When Judar is at the Gate of Victory in Cairo he sees his mother begging for money. She tells him his brothers have taken all the money and she has to beg to survive. Judar gives her plenty of food from the saddle-bags. The brothers return home weak with hunger and are forgiven. Salím and Sálim find out where the food comes from and set a trap for Judar. They sell him to a merchant and Judar remains silent as a galley-slave for a year. The brothers tell their mother Judar has gone with the Moors. They ask if she doesn’t love them as well as their brother but she says she has never seen any good in them since their father’s death. Upon hearing this they beat their mother and take the saddle-bags. However, they fight over the enchanted saddle-bags and are taken prisoner by the King of Egypt, Shams al-Daulah. The King takes the saddle-bags.

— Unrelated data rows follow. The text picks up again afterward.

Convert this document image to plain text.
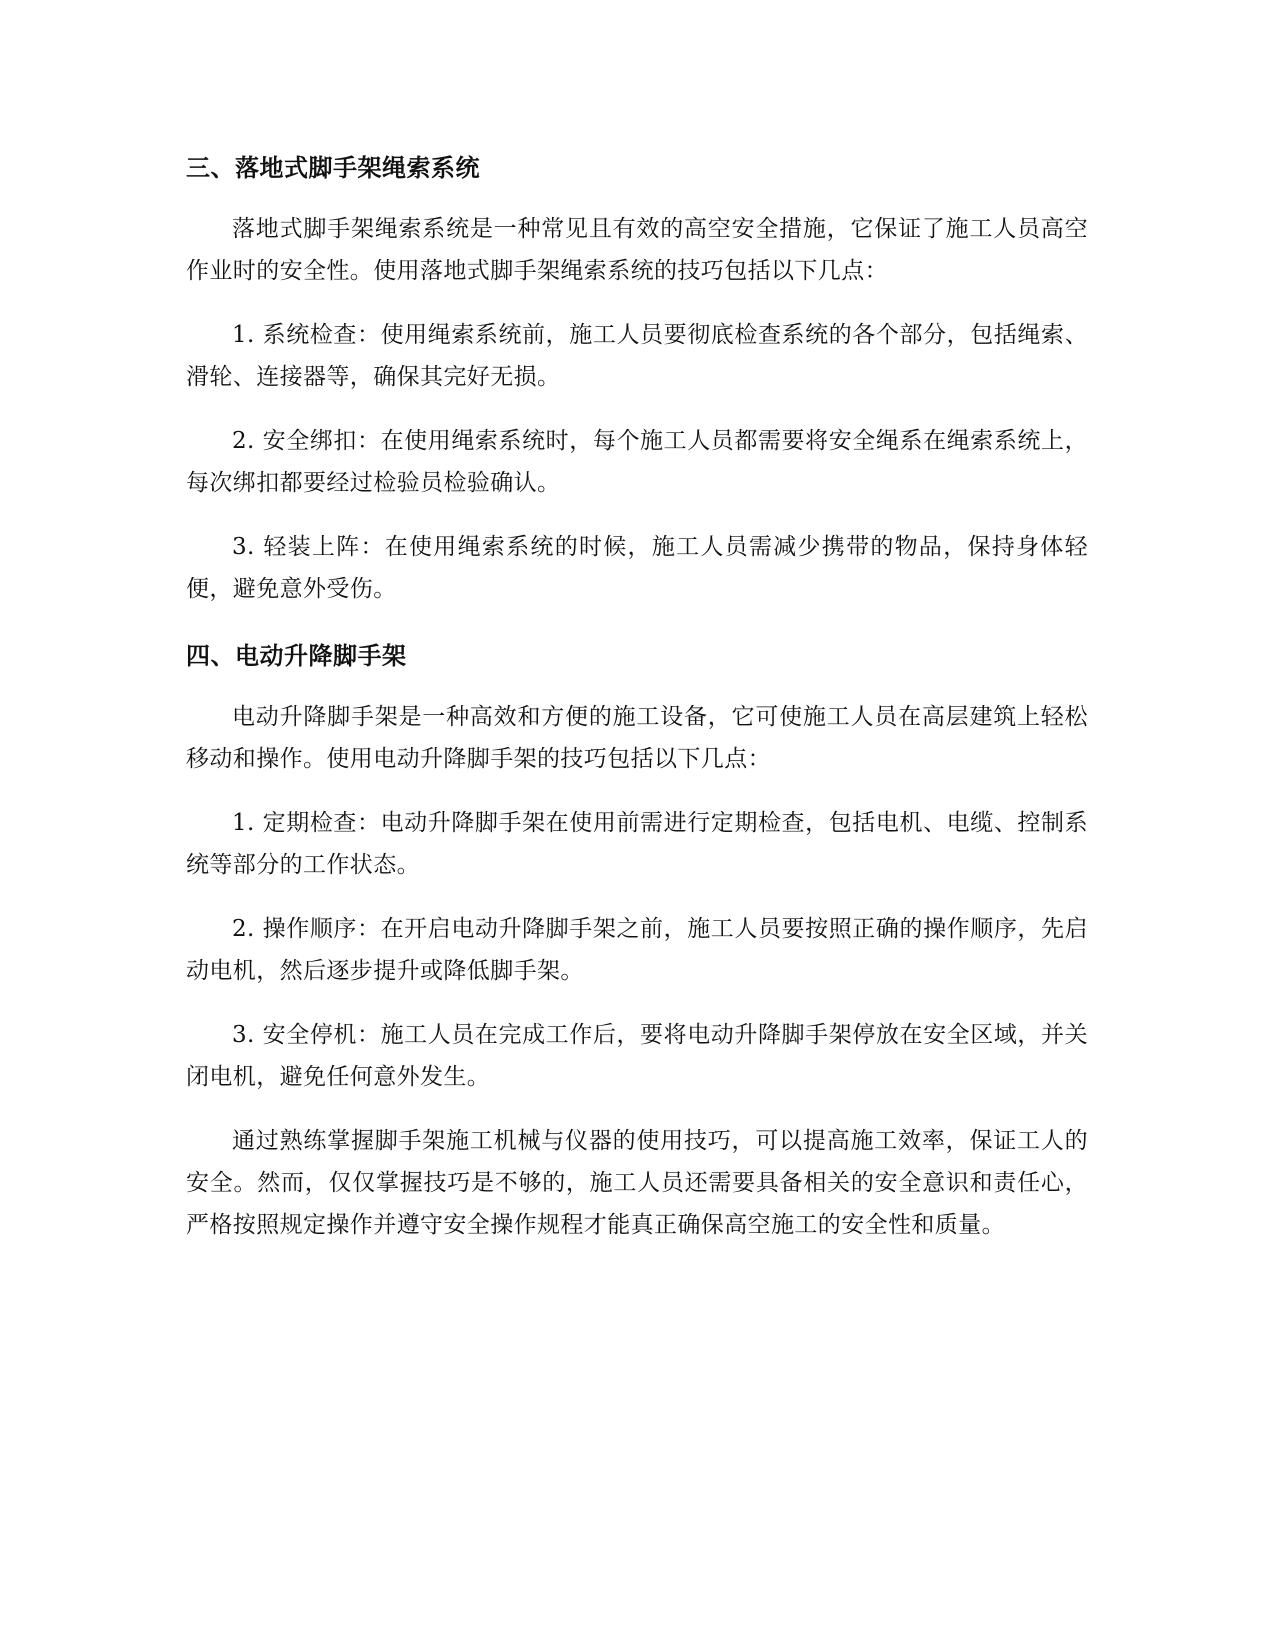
三、落地式脚手架绳索系统

落地式脚手架绳索系统是一种常见且有效的高空安全措施，它保证了施工人员高空作业时的安全性。使用落地式脚手架绳索系统的技巧包括以下几点：

1. 系统检查：使用绳索系统前，施工人员要彻底检查系统的各个部分，包括绳索、滑轮、连接器等，确保其完好无损。

2. 安全绑扣：在使用绳索系统时，每个施工人员都需要将安全绳系在绳索系统上，每次绑扣都要经过检验员检验确认。

3. 轻装上阵：在使用绳索系统的时候，施工人员需减少携带的物品，保持身体轻便，避免意外受伤。

四、电动升降脚手架

电动升降脚手架是一种高效和方便的施工设备，它可使施工人员在高层建筑上轻松移动和操作。使用电动升降脚手架的技巧包括以下几点：

1. 定期检查：电动升降脚手架在使用前需进行定期检查，包括电机、电缆、控制系统等部分的工作状态。

2. 操作顺序：在开启电动升降脚手架之前，施工人员要按照正确的操作顺序，先启动电机，然后逐步提升或降低脚手架。

3. 安全停机：施工人员在完成工作后，要将电动升降脚手架停放在安全区域，并关闭电机，避免任何意外发生。

通过熟练掌握脚手架施工机械与仪器的使用技巧，可以提高施工效率，保证工人的安全。然而，仅仅掌握技巧是不够的，施工人员还需要具备相关的安全意识和责任心，严格按照规定操作并遵守安全操作规程才能真正确保高空施工的安全性和质量。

After a year being in service Judar gets shipwrecked on a voyage. He meets some Badawi and a native of Jiddah takes pity on him and asks him if he wants to take service with him, which Judar does. They go to Mecca where they meet Abd al-Samad. Judar weeps and tells him everything. The Moor shows him the present state of his brothers. Judar leaves the native of Jiddah and receives the enchanted ring of Abd al-Samad. Within resides a servant named Al-Ra’ad al-Kasif who will do everything his master asks. Judar has to rub the ring and it will appear. He wants to go to his native city, to his mother, and his brothers freed. He forgives his brothers and decides to take back the saddle-bags and the King’s treasure. He rubs the ring and orders Al-Ra’ad to do so. Judar also commands him to build a magnificent palace. When he enters the palace he asks for servants. Meanwhile the Treasurer of the King finds the treasury empty and Sálim and Salím gone from the goal. It is also known to them that Judar has returned.

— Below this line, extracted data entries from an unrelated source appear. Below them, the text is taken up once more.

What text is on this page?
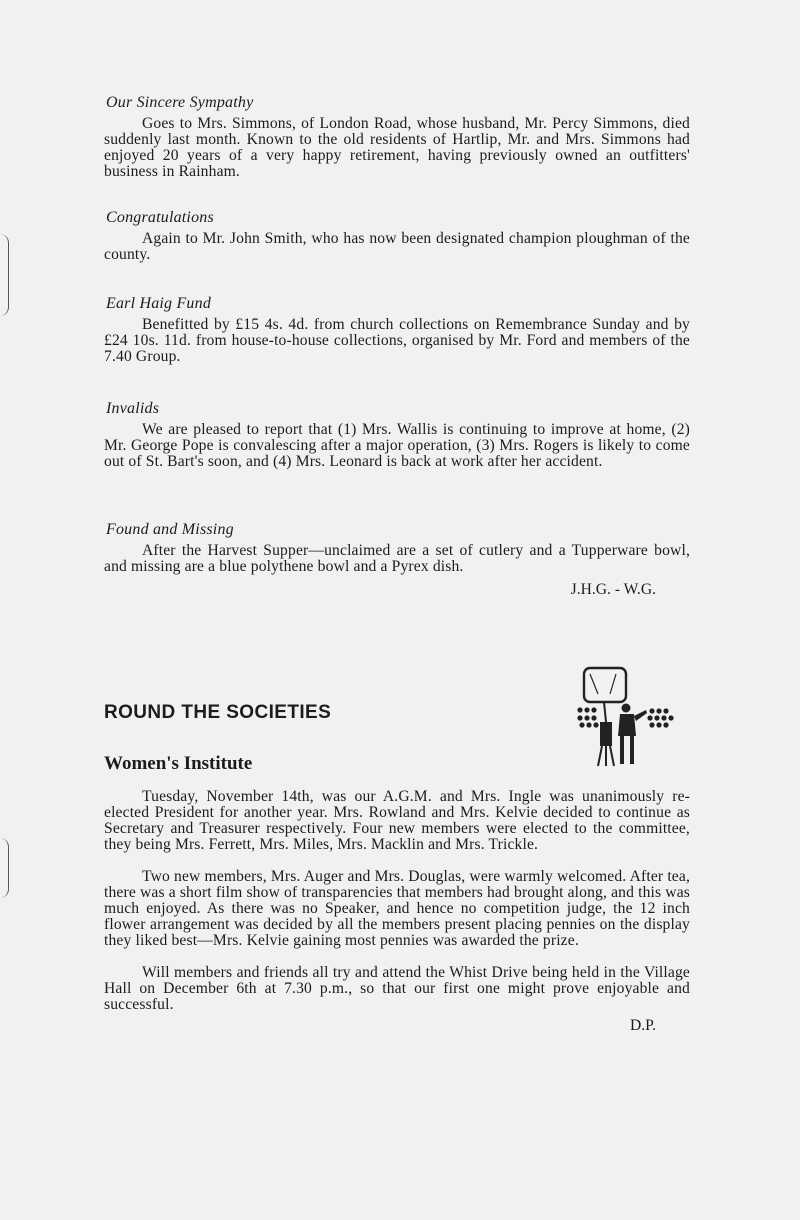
Our Sincere Sympathy

Goes to Mrs. Simmons, of London Road, whose husband, Mr. Percy Simmons, died suddenly last month. Known to the old residents of Hartlip, Mr. and Mrs. Simmons had enjoyed 20 years of a very happy retirement, having previously owned an outfitters' business in Rainham.

Congratulations

Again to Mr. John Smith, who has now been designated champion ploughman of the county.

Earl Haig Fund

Benefitted by £15 4s. 4d. from church collections on Remembrance Sunday and by £24 10s. 11d. from house-to-house collections, organised by Mr. Ford and members of the 7.40 Group.

Invalids

We are pleased to report that (1) Mrs. Wallis is continuing to improve at home, (2) Mr. George Pope is convalescing after a major operation, (3) Mrs. Rogers is likely to come out of St. Bart's soon, and (4) Mrs. Leonard is back at work after her accident.

Found and Missing

After the Harvest Supper—unclaimed are a set of cutlery and a Tupperware bowl, and missing are a blue polythene bowl and a Pyrex dish.

J.H.G. - W.G.

ROUND THE SOCIETIES

Women's Institute

Tuesday, November 14th, was our A.G.M. and Mrs. Ingle was unanimously re-elected President for another year. Mrs. Rowland and Mrs. Kelvie decided to continue as Secretary and Treasurer respectively. Four new members were elected to the committee, they being Mrs. Ferrett, Mrs. Miles, Mrs. Macklin and Mrs. Trickle.

Two new members, Mrs. Auger and Mrs. Douglas, were warmly welcomed. After tea, there was a short film show of transparencies that members had brought along, and this was much enjoyed. As there was no Speaker, and hence no competition judge, the 12 inch flower arrangement was decided by all the members present placing pennies on the display they liked best—Mrs. Kelvie gaining most pennies was awarded the prize.

Will members and friends all try and attend the Whist Drive being held in the Village Hall on December 6th at 7.30 p.m., so that our first one might prove enjoyable and successful.

D.P.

Emir Othman has to go to Judar’s palace with an invitation. If he finds him weak he can do what he wants. Othman finds an eunuch at the palace-gate. He offends the eunuch but gets beaten by him as it is Al Ra’ad in disguise. Othman’s men are killed and they return to the King. The King sends another one hundred men but they get beaten as well, then two hundred but they also get beaten. Then the King sends his Wazir who says he will not need soldiers to get in contact with Judar. The Wazir shows a respectful attitude and may speak to Judar. He says to him that the King invites him for a banquet, but Judar says the King must come to him.
Judar prepares the arrival of the King by letting the Marid summon fifty Ifrits and dress them as magnificent guards. When the King arrives he is left standing and grows afraid. He excuses himself for what he had done to Judar’s brothers. And Judar gives him robes of honour and they eat. The King returns every day but grows afraid Judar will take over his kingdom. So the Wazir advises him to let Judar marry his daughter. Judar demands for her hand and the King obliges. The King and Judar become close friends, but when Shams al-Daulah dies, Judar, against his will, becomes Sultan.

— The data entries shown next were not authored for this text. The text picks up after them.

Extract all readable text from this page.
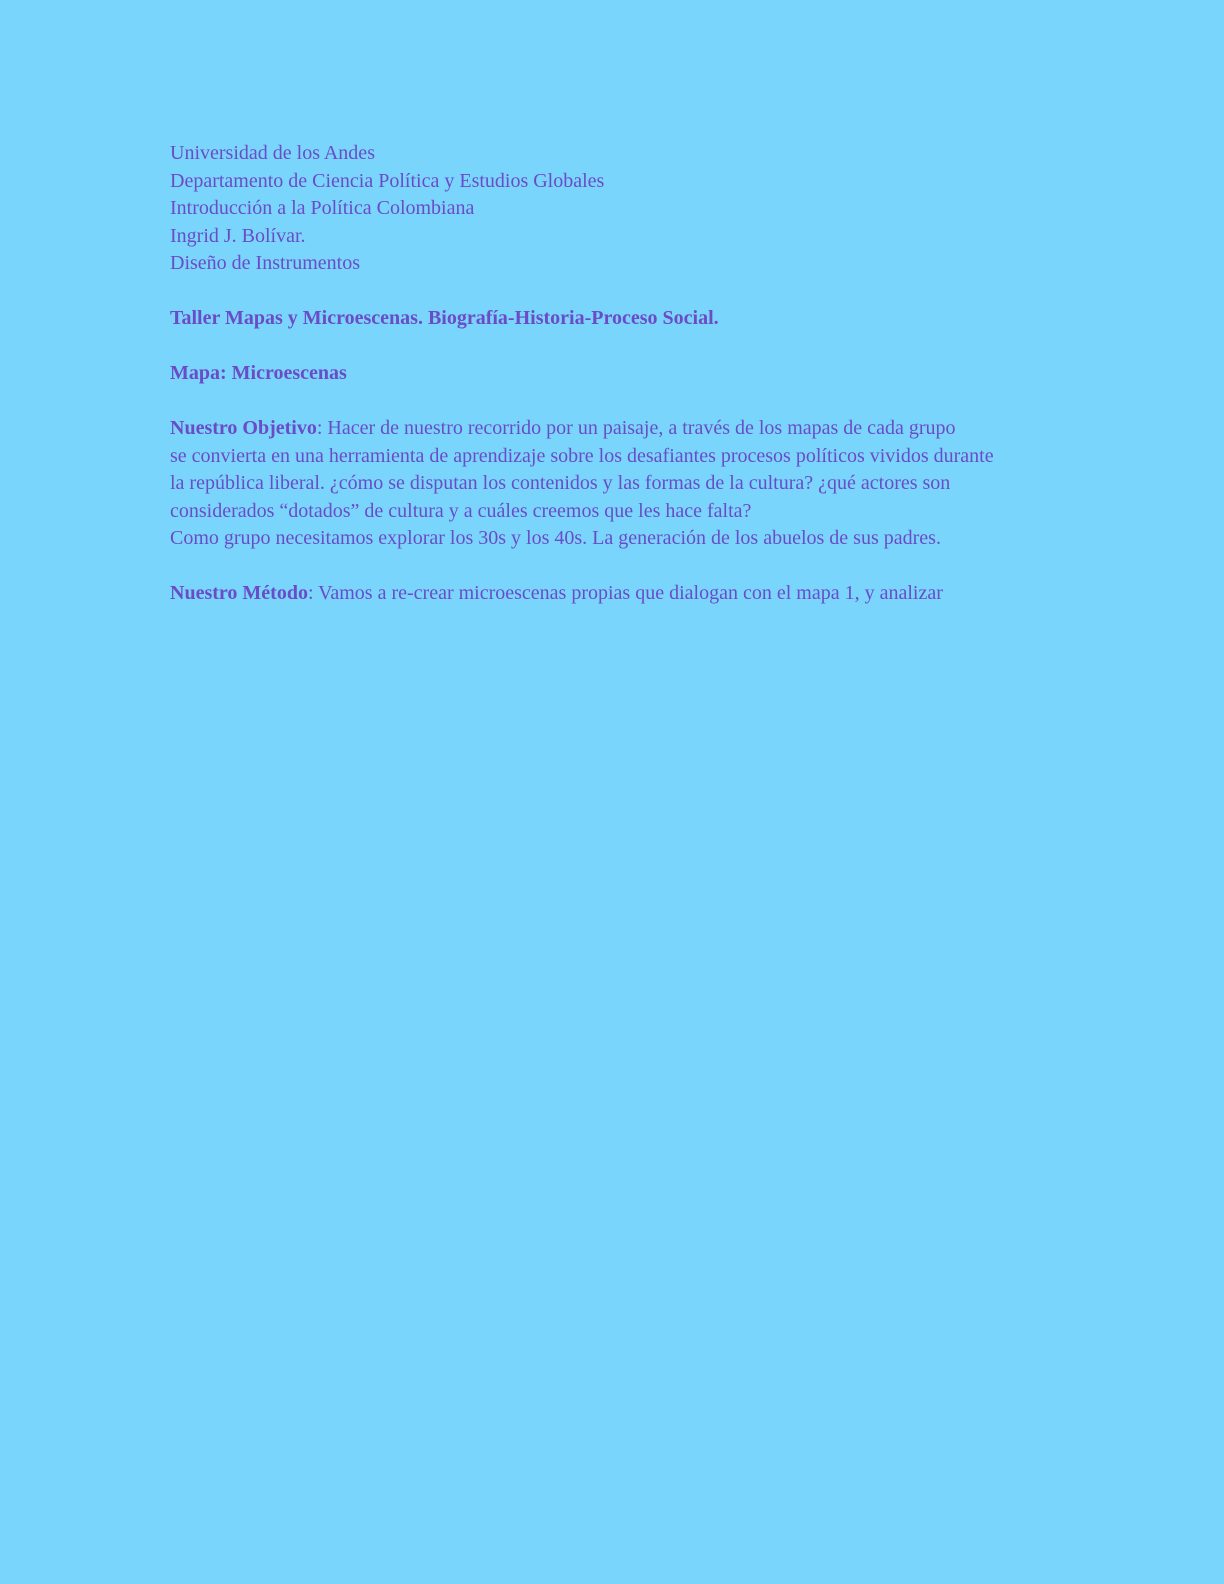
Universidad de los Andes
Departamento de Ciencia Política y Estudios Globales
Introducción a la Política Colombiana
Ingrid J. Bolívar.
Diseño de Instrumentos
Taller Mapas y Microescenas. Biografía-Historia-Proceso Social.
Mapa: Microescenas
Nuestro Objetivo: Hacer de nuestro recorrido por un paisaje, a través de los mapas de cada grupo
se convierta en una herramienta de aprendizaje sobre los desafiantes procesos políticos vividos durante
la república liberal. ¿cómo se disputan los contenidos y las formas de la cultura? ¿qué actores son
considerados “dotados” de cultura y a cuáles creemos que les hace falta?
Como grupo necesitamos explorar los 30s y los 40s. La generación de los abuelos de sus padres.
Nuestro Método: Vamos a re-crear microescenas propias que dialogan con el mapa 1, y analizar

Sálim and Salím are not satisfied and see themselves as slaves to Judar. They set up a plan to kill Judar. They poison him. Sálim wants to take the ring off Judar’s finger but it resists, so he cuts it off. He rubs the ring and the Marid appears. He lets it kill his brother Salím and proclaims himself to be Sultan. He threatens to kill everyone with the ring if they don’t accept. He also claims the wife of Judar and shares his bed with her. Later she poisons him and destroys the ring and tears up the saddle-bags. She tells the Officers to choose out a new King.